Republic of the Congo–South Africa relations refers to the historical relationship between the Republic of the Congo (Brazzaville) and the Republic of South Africa.

==Anti-apartheid activities==
The Republic of the Congo was active in opposing apartheid South Africa. In November 1981, the then People's Republic of the Congo hosted a conference entitled "Apartheid and health", which discussed the health implications of racial discrimination and social inequality.

===Negotiations to end the occupation of Namibia===

In December 1988, representatives of Angola, Cuba and South Africa signed the Brazzaville Protocol which mandated the withdrawal of Cuban troops from Angola, paving the way for Namibia's independence through the New York Accords.

==Post-apartheid relations==
In October 2005, a group of South African business leaders visited the Republic of the Congo.

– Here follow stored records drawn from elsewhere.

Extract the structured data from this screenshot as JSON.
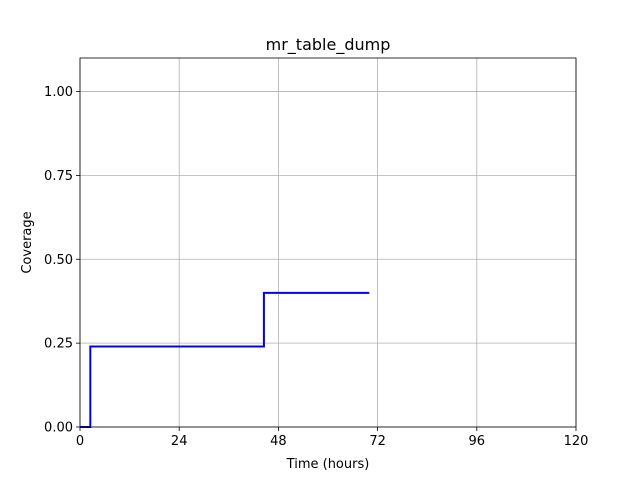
{
  "chart_data": {
    "type": "line",
    "title": "mr_table_dump",
    "xlabel": "Time (hours)",
    "ylabel": "Coverage",
    "xlim": [
      0,
      120
    ],
    "ylim": [
      0,
      1.1
    ],
    "xticks": [
      0,
      24,
      48,
      72,
      96,
      120
    ],
    "yticks": [
      0.0,
      0.25,
      0.5,
      0.75,
      1.0
    ],
    "xtick_labels": [
      "0",
      "24",
      "48",
      "72",
      "96",
      "120"
    ],
    "ytick_labels": [
      "0.00",
      "0.25",
      "0.50",
      "0.75",
      "1.00"
    ],
    "grid": true,
    "series": [
      {
        "color": "#0000ff",
        "step": "post",
        "x": [
          0,
          2.5,
          44.5,
          70
        ],
        "y": [
          0,
          0.24,
          0.4,
          0.4
        ]
      }
    ]
  }
}
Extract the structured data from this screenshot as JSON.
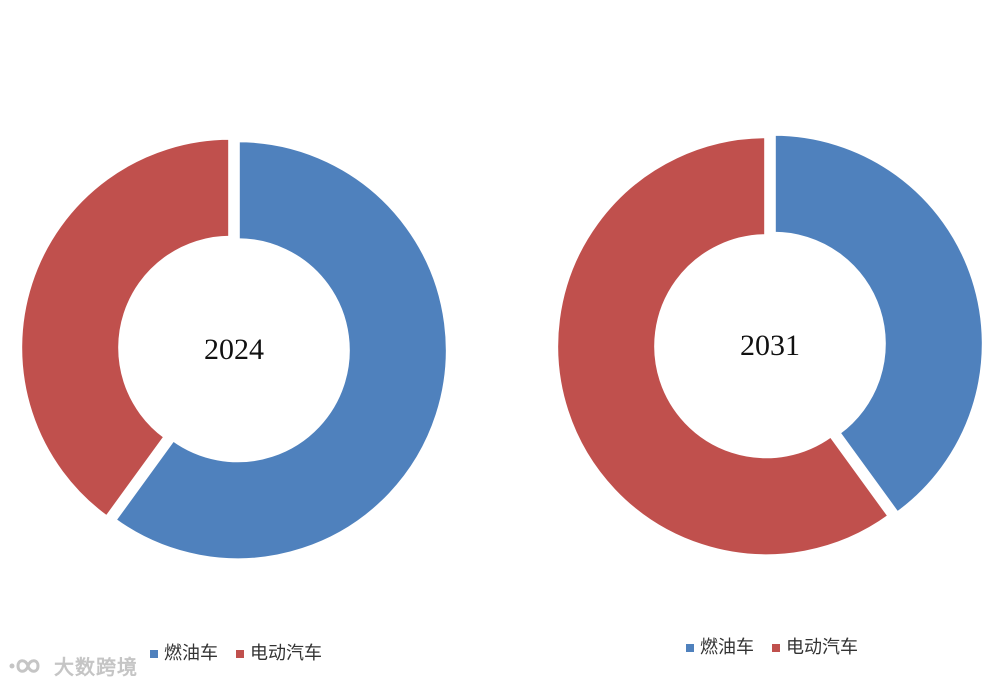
{
  "chart_data": [
    {
      "type": "donut",
      "center_label": "2024",
      "categories": [
        "燃油车",
        "电动汽车"
      ],
      "values": [
        60,
        40
      ],
      "colors": [
        "#4f81bd",
        "#c0504d"
      ],
      "legend": [
        "燃油车",
        "电动汽车"
      ],
      "legend_position": "bottom"
    },
    {
      "type": "donut",
      "center_label": "2031",
      "categories": [
        "燃油车",
        "电动汽车"
      ],
      "values": [
        40,
        60
      ],
      "colors": [
        "#4f81bd",
        "#c0504d"
      ],
      "legend": [
        "燃油车",
        "电动汽车"
      ],
      "legend_position": "bottom"
    }
  ],
  "watermark": {
    "text": "大数跨境",
    "icon": "infinity-logo-icon"
  }
}
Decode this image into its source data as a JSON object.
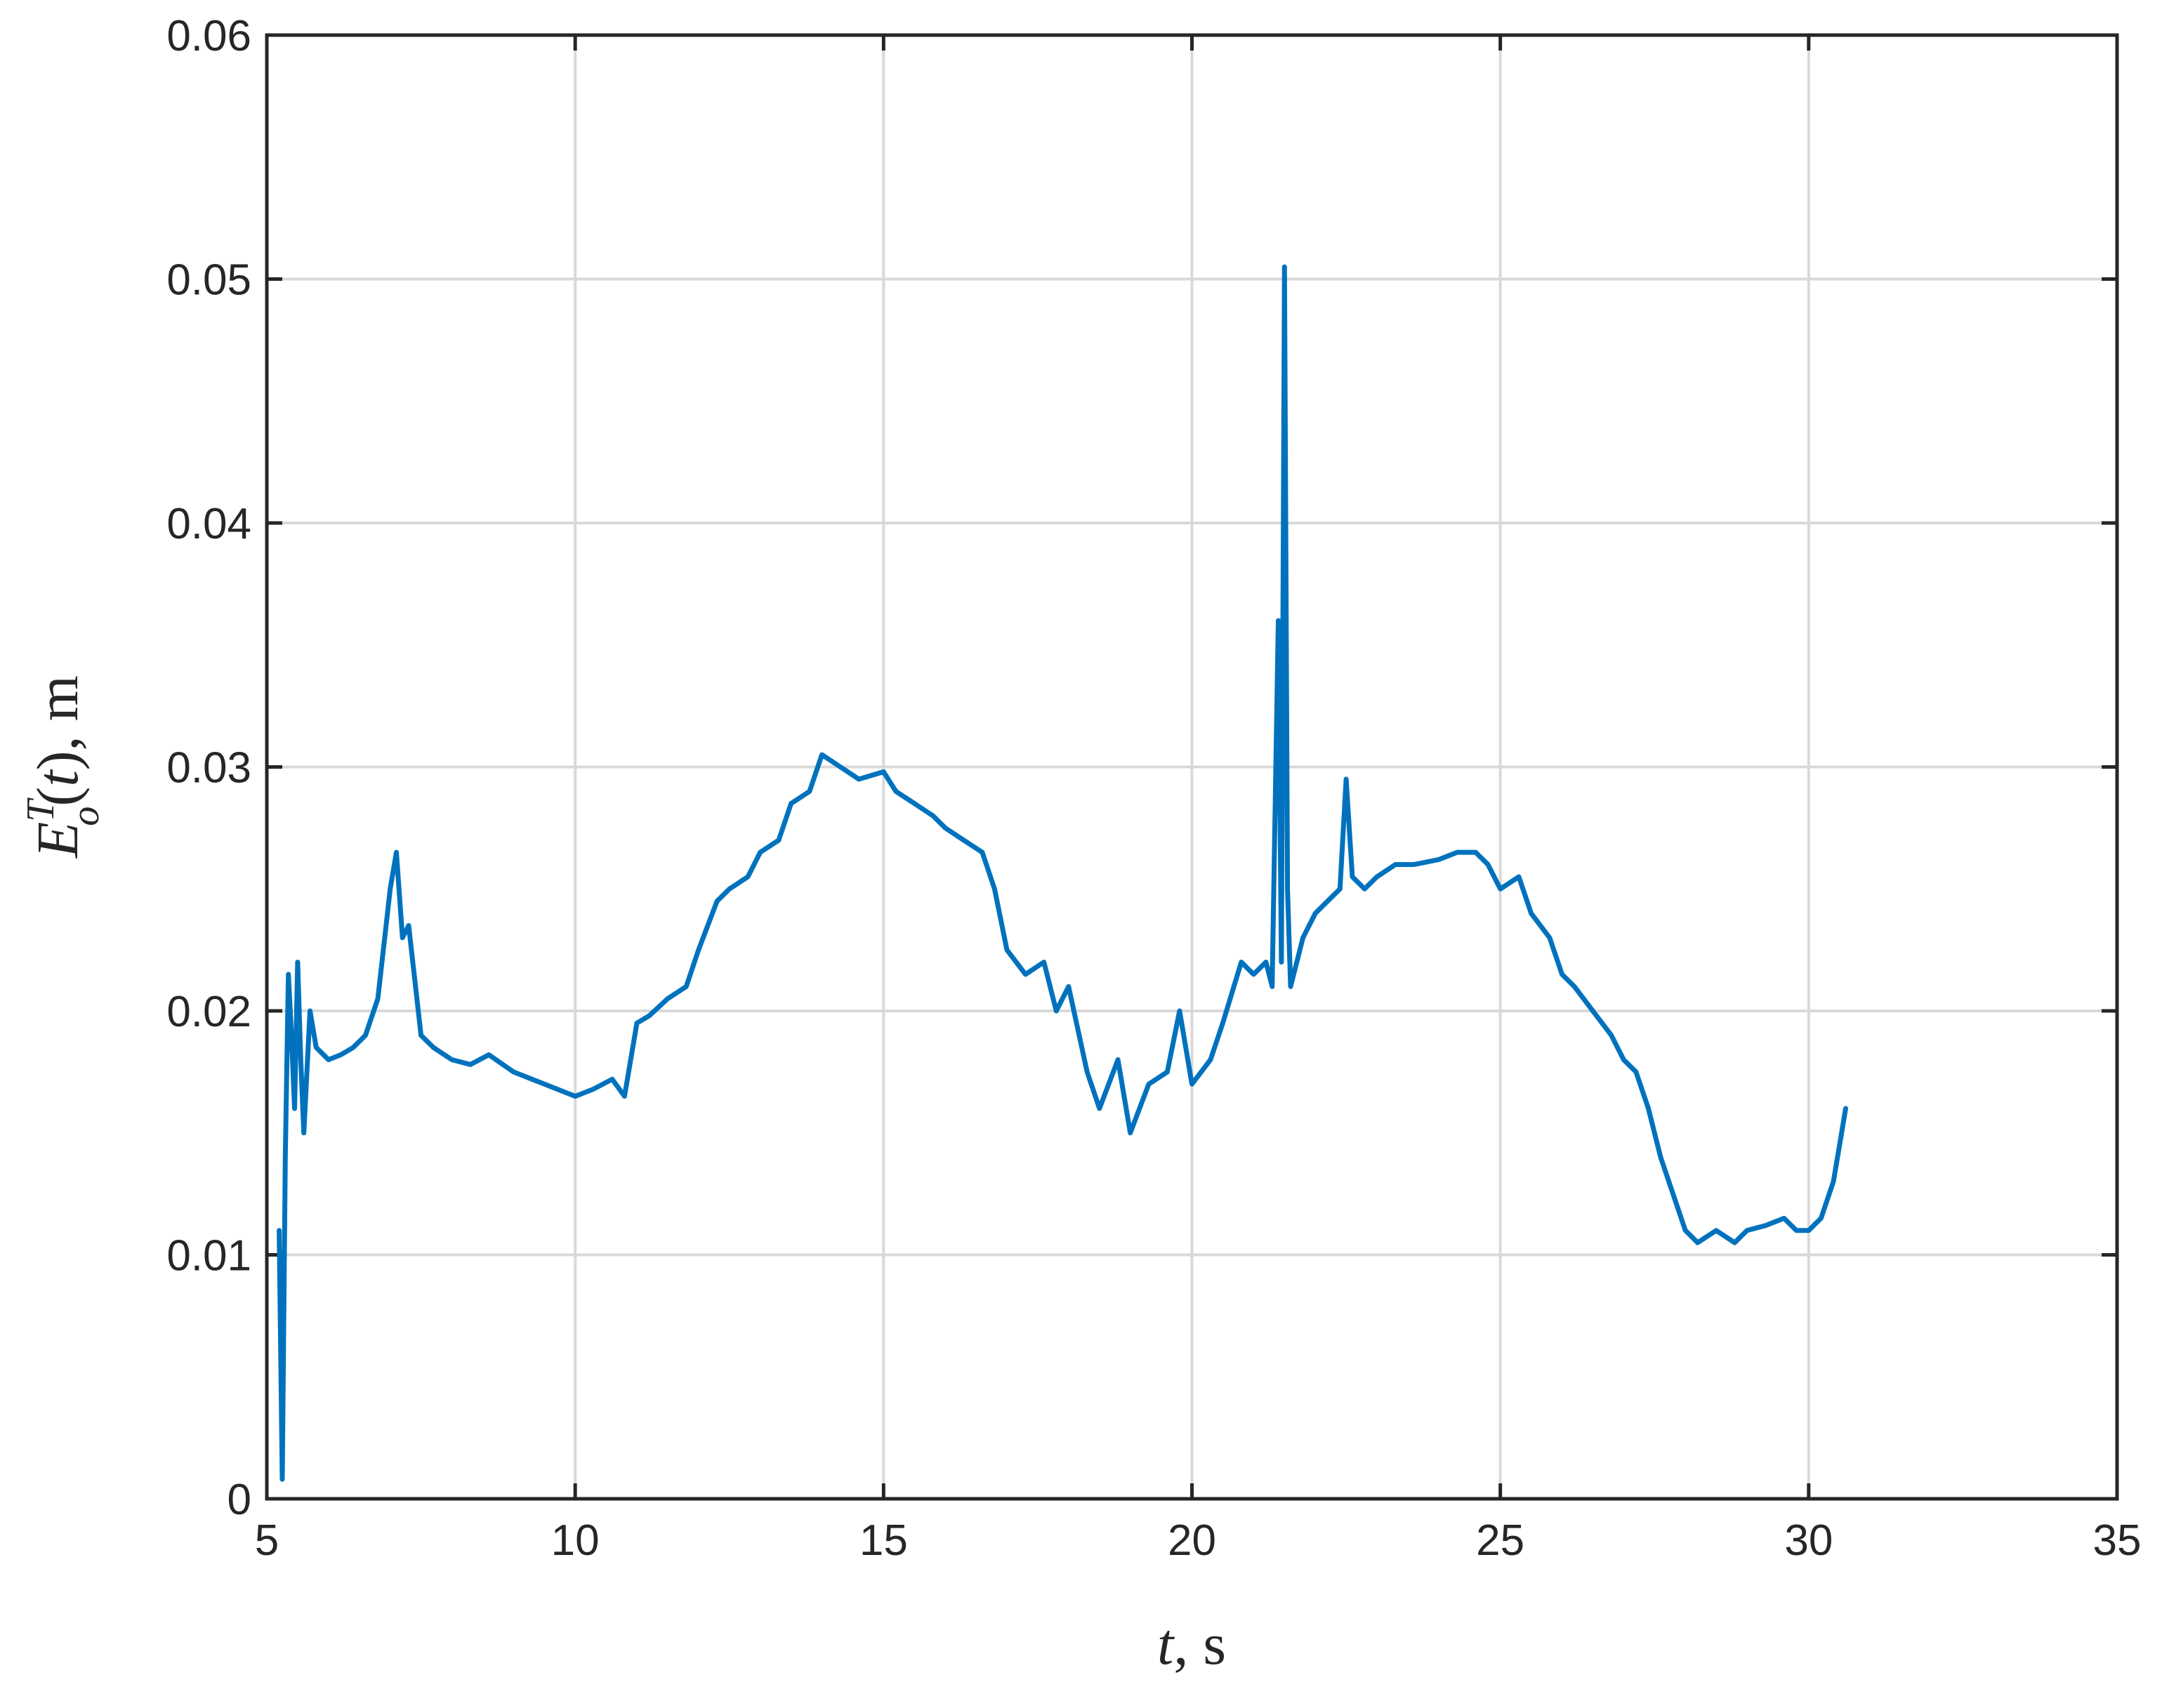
{
  "chart_data": {
    "type": "line",
    "title": "",
    "xlabel": "t, s",
    "ylabel": "E_o^T(t), m",
    "xlim": [
      5,
      35
    ],
    "ylim": [
      0,
      0.06
    ],
    "xticks": [
      5,
      10,
      15,
      20,
      25,
      30,
      35
    ],
    "yticks": [
      0,
      0.01,
      0.02,
      0.03,
      0.04,
      0.05,
      0.06
    ],
    "xtick_labels": [
      "5",
      "10",
      "15",
      "20",
      "25",
      "30",
      "35"
    ],
    "ytick_labels": [
      "0",
      "0.01",
      "0.02",
      "0.03",
      "0.04",
      "0.05",
      "0.06"
    ],
    "grid": true,
    "legend": "none",
    "series": [
      {
        "color": "#0072BD",
        "x": [
          5.2,
          5.25,
          5.3,
          5.35,
          5.4,
          5.45,
          5.5,
          5.55,
          5.6,
          5.7,
          5.8,
          6.0,
          6.2,
          6.4,
          6.6,
          6.8,
          7.0,
          7.1,
          7.2,
          7.3,
          7.5,
          7.7,
          8.0,
          8.3,
          8.6,
          9.0,
          9.5,
          10.0,
          10.3,
          10.6,
          10.8,
          11.0,
          11.2,
          11.5,
          11.8,
          12.0,
          12.3,
          12.5,
          12.8,
          13.0,
          13.3,
          13.5,
          13.8,
          14.0,
          14.3,
          14.6,
          15.0,
          15.2,
          15.5,
          15.8,
          16.0,
          16.3,
          16.6,
          16.8,
          17.0,
          17.3,
          17.6,
          17.8,
          18.0,
          18.3,
          18.5,
          18.8,
          19.0,
          19.3,
          19.6,
          19.8,
          20.0,
          20.3,
          20.5,
          20.8,
          21.0,
          21.2,
          21.3,
          21.4,
          21.45,
          21.5,
          21.55,
          21.6,
          21.8,
          22.0,
          22.2,
          22.4,
          22.5,
          22.6,
          22.8,
          23.0,
          23.3,
          23.6,
          24.0,
          24.3,
          24.6,
          24.8,
          25.0,
          25.3,
          25.5,
          25.8,
          26.0,
          26.2,
          26.5,
          26.8,
          27.0,
          27.2,
          27.4,
          27.6,
          27.8,
          28.0,
          28.2,
          28.5,
          28.8,
          29.0,
          29.3,
          29.6,
          29.8,
          30.0,
          30.2,
          30.4,
          30.5,
          30.6
        ],
        "y": [
          0.011,
          0.0008,
          0.014,
          0.0215,
          0.019,
          0.016,
          0.022,
          0.018,
          0.015,
          0.02,
          0.0185,
          0.018,
          0.0182,
          0.0185,
          0.019,
          0.0205,
          0.025,
          0.0265,
          0.023,
          0.0235,
          0.019,
          0.0185,
          0.018,
          0.0178,
          0.0182,
          0.0175,
          0.017,
          0.0165,
          0.0168,
          0.0172,
          0.0165,
          0.0195,
          0.0198,
          0.0205,
          0.021,
          0.0225,
          0.0245,
          0.025,
          0.0255,
          0.0265,
          0.027,
          0.0285,
          0.029,
          0.0305,
          0.03,
          0.0295,
          0.0298,
          0.029,
          0.0285,
          0.028,
          0.0275,
          0.027,
          0.0265,
          0.025,
          0.0225,
          0.0215,
          0.022,
          0.02,
          0.021,
          0.0175,
          0.016,
          0.018,
          0.015,
          0.017,
          0.0175,
          0.02,
          0.017,
          0.018,
          0.0195,
          0.022,
          0.0215,
          0.022,
          0.021,
          0.036,
          0.022,
          0.0505,
          0.025,
          0.021,
          0.023,
          0.024,
          0.0245,
          0.025,
          0.0295,
          0.0255,
          0.025,
          0.0255,
          0.026,
          0.026,
          0.0262,
          0.0265,
          0.0265,
          0.026,
          0.025,
          0.0255,
          0.024,
          0.023,
          0.0215,
          0.021,
          0.02,
          0.019,
          0.018,
          0.0175,
          0.016,
          0.014,
          0.0125,
          0.011,
          0.0105,
          0.011,
          0.0105,
          0.011,
          0.0112,
          0.0115,
          0.011,
          0.011,
          0.0115,
          0.013,
          0.0145,
          0.016
        ]
      }
    ]
  }
}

In November 2005, South African President Thabo Mbeki led a delegation of South African politicians and businesspeople to Brazzaville in order to boost bilateral relations. The group included Ministers Mandisi Mpahlwa, Jeff Radebe and Pallo Jordan and Deputy Minister Sue van der Merwe. Mbeki met with Republic of the Congo President Denis Sassou Nguesso on the trip. Mbeki also addressed a joint session of the Parliament of the Republic of the Congo.

In October 2009, the Congolese government signed an agreement to lease 200,000 hectares of land to South African farmers. Most of the land leased to South Africans came from farms which were previously operated by the Congolese government but fell into disuse. The food produced at the farms will mostly be for the domestic market of the Republic of the Congo.